To date, much of the policy focus in Washington has been the rescue of the embattled financial services sector. The next marker will be the release of stress tests for the nation’s 19 largest banks, expected Thursday.

But with public approval of banks and bailouts in the tank, Congress wants also to build up a record helping Main Street, even if it means taking on issues long opposed by the financial services industry.

“Ninety percent of the American people want us to do something about credit cards. We’re going to take on the banks,” said Senate majority leader Harry Reid, in a briefing on Thursday. “We’re focusing on Main Street, not Wall Street.”

Credit card holders want action

Last week, the House passed by a vote of 357-70 a Credit Cardholders’ Bill of Rights. The bill accelerates the timing of new rules by the Federal Reserve, issued in December after 66,000 consumers (a record) sent in comments backing the changes.

“A contract with the credit card companies is probably the only one in the world where [companies] can change the terms, any time, any reason. And this bill will ban some of the most outrageous abuses, such as raising interest rates retroactively on existing balances,” said Rep. Carolyn Maloney (D) of New York, who sponsored the bill.

The proposed law requires credit card companies to provide 45 days notice in advance of raising interest rates and to disclose the impact of the change on credit card balances. This provision is effective 90 days after the bill is signed into law.

Other changes include more time to pay down credit card balances. The House bill requires statements to be mailed at least 21 days before due date, up from 14 days. It prohibits unilateral changes to contracts and it sets conditions for retroactive interest-rate increases. It requires that credit card providers keep low-interest teaser offers in place at least six months before hiking rates. It bans the practice of changing due dates for payments.

Recession adds to urgency

“Many families are turning to their credit cards because they’ve lost their jobs. Therefore, it is very important that we enact this to stop unfair and deceptive practices and give tools to consumers during these troubled times to better manage their finances,” Ms. Maloney said in a briefing after the vote last week.

Consumer groups hailed the bill as ending a long drought in Washington for consumer protection. A similar bill passed the House last year, but was never taken up by the Senate.
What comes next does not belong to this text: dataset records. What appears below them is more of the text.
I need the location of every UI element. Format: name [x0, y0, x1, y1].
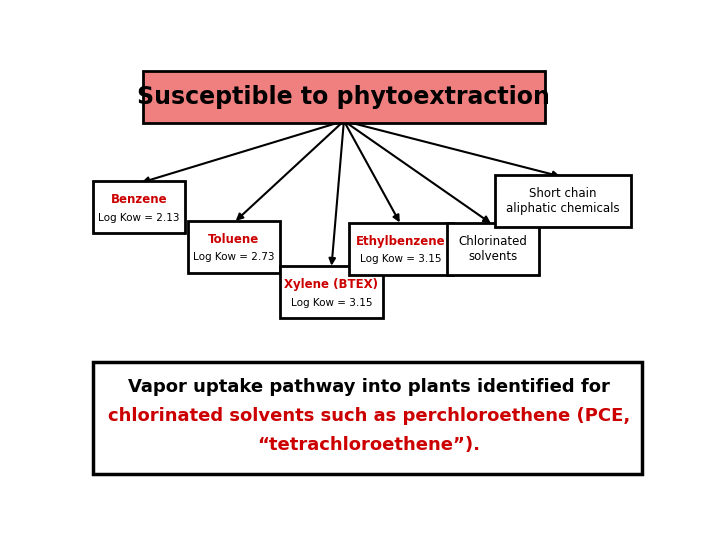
FancyBboxPatch shape [93, 181, 185, 233]
Text: Log Kow = 3.15: Log Kow = 3.15 [360, 254, 442, 264]
Text: Benzene: Benzene [110, 193, 167, 206]
Text: Xylene (BTEX): Xylene (BTEX) [284, 278, 378, 291]
Text: Short chain
aliphatic chemicals: Short chain aliphatic chemicals [506, 187, 620, 215]
FancyBboxPatch shape [447, 223, 539, 275]
FancyBboxPatch shape [188, 221, 279, 273]
Text: chlorinated solvents such as perchloroethene (PCE,: chlorinated solvents such as perchloroet… [108, 407, 630, 425]
FancyBboxPatch shape [349, 223, 453, 275]
FancyBboxPatch shape [279, 266, 383, 319]
FancyBboxPatch shape [143, 71, 545, 123]
Text: Log Kow = 2.13: Log Kow = 2.13 [98, 213, 179, 222]
Text: Vapor uptake pathway into plants identified for: Vapor uptake pathway into plants identif… [128, 378, 610, 396]
Text: Ethylbenzene: Ethylbenzene [356, 235, 446, 248]
FancyBboxPatch shape [93, 362, 642, 474]
Text: Susceptible to phytoextraction: Susceptible to phytoextraction [138, 85, 550, 109]
Text: Toluene: Toluene [208, 233, 259, 246]
Text: “tetrachloroethene”).: “tetrachloroethene”). [258, 436, 480, 454]
Text: Log Kow = 3.15: Log Kow = 3.15 [291, 298, 372, 308]
Text: Chlorinated
solvents: Chlorinated solvents [459, 235, 528, 263]
Text: Log Kow = 2.73: Log Kow = 2.73 [193, 252, 274, 262]
FancyBboxPatch shape [495, 175, 631, 227]
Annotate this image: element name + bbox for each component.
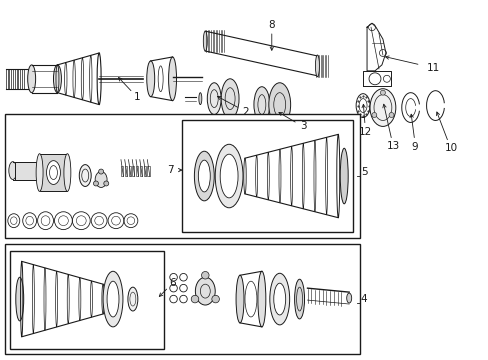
Text: 9: 9 xyxy=(410,142,417,152)
Bar xyxy=(143,166,145,176)
Ellipse shape xyxy=(16,277,24,321)
Ellipse shape xyxy=(191,295,198,303)
Bar xyxy=(140,166,142,176)
Ellipse shape xyxy=(340,148,347,204)
Ellipse shape xyxy=(36,154,43,192)
Text: 2: 2 xyxy=(242,107,249,117)
Ellipse shape xyxy=(93,181,98,186)
Text: 3: 3 xyxy=(300,121,306,131)
Ellipse shape xyxy=(9,162,17,180)
Ellipse shape xyxy=(168,57,176,100)
Ellipse shape xyxy=(46,161,61,184)
Ellipse shape xyxy=(257,271,265,327)
Bar xyxy=(147,166,149,176)
Ellipse shape xyxy=(346,293,351,303)
Ellipse shape xyxy=(99,169,103,174)
Ellipse shape xyxy=(198,160,210,192)
Ellipse shape xyxy=(273,283,285,315)
Ellipse shape xyxy=(128,287,138,311)
Bar xyxy=(128,166,130,176)
Ellipse shape xyxy=(195,277,215,305)
Ellipse shape xyxy=(215,144,243,208)
Text: 5: 5 xyxy=(360,167,366,177)
Bar xyxy=(124,166,127,176)
Ellipse shape xyxy=(371,113,376,117)
Bar xyxy=(121,166,123,176)
Text: 10: 10 xyxy=(444,143,457,153)
Bar xyxy=(5,244,359,354)
Ellipse shape xyxy=(220,154,238,198)
Ellipse shape xyxy=(95,172,107,188)
Bar xyxy=(136,166,138,176)
Bar xyxy=(15,162,44,180)
Ellipse shape xyxy=(103,271,122,327)
Ellipse shape xyxy=(107,281,119,317)
Ellipse shape xyxy=(199,93,202,105)
Ellipse shape xyxy=(79,165,91,186)
Bar xyxy=(10,251,163,349)
Ellipse shape xyxy=(269,273,289,325)
Ellipse shape xyxy=(388,113,393,117)
Ellipse shape xyxy=(380,90,385,95)
Ellipse shape xyxy=(236,275,244,323)
Bar xyxy=(182,121,352,231)
Ellipse shape xyxy=(146,61,154,96)
Text: 13: 13 xyxy=(386,141,400,151)
Text: 11: 11 xyxy=(426,63,439,73)
Text: 4: 4 xyxy=(360,294,366,304)
Text: 12: 12 xyxy=(358,127,371,138)
Ellipse shape xyxy=(64,154,71,192)
Ellipse shape xyxy=(103,181,108,186)
Bar xyxy=(132,166,134,176)
Ellipse shape xyxy=(369,89,395,126)
Ellipse shape xyxy=(244,281,256,317)
Ellipse shape xyxy=(253,87,269,122)
Text: 7: 7 xyxy=(167,165,174,175)
Ellipse shape xyxy=(207,83,221,114)
Text: 1: 1 xyxy=(133,92,140,102)
Ellipse shape xyxy=(294,279,304,319)
Ellipse shape xyxy=(194,151,214,201)
Bar xyxy=(40,154,67,192)
Ellipse shape xyxy=(211,295,219,303)
Ellipse shape xyxy=(315,55,319,77)
Ellipse shape xyxy=(268,83,290,126)
Ellipse shape xyxy=(201,271,209,279)
Ellipse shape xyxy=(28,65,36,93)
Ellipse shape xyxy=(203,31,207,51)
Bar xyxy=(5,113,359,238)
Ellipse shape xyxy=(221,79,239,118)
Text: 8: 8 xyxy=(268,20,275,30)
Ellipse shape xyxy=(53,65,61,93)
Text: 6: 6 xyxy=(169,278,176,288)
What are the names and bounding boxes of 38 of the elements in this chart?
“Until Maloney’s bill passed the House last year, no bill -- no bill! -- opposed by the credit card companies even had a vote in a congressional committee, let alone won,” said Ed Mierzwinski, consumer program director for U.S. PIRG, the federation of state Public Interest Research Groups in Washington.

On April 23, President Obama met with credit card executives in the White House and called for their cooperation in clarifying and reforming the process. Many are also recipients of taxpayer help through the Troubled Asset Relief Program. These include: American Express, Bank of America, Capital One, Citigroup, and JPMorgan Chase.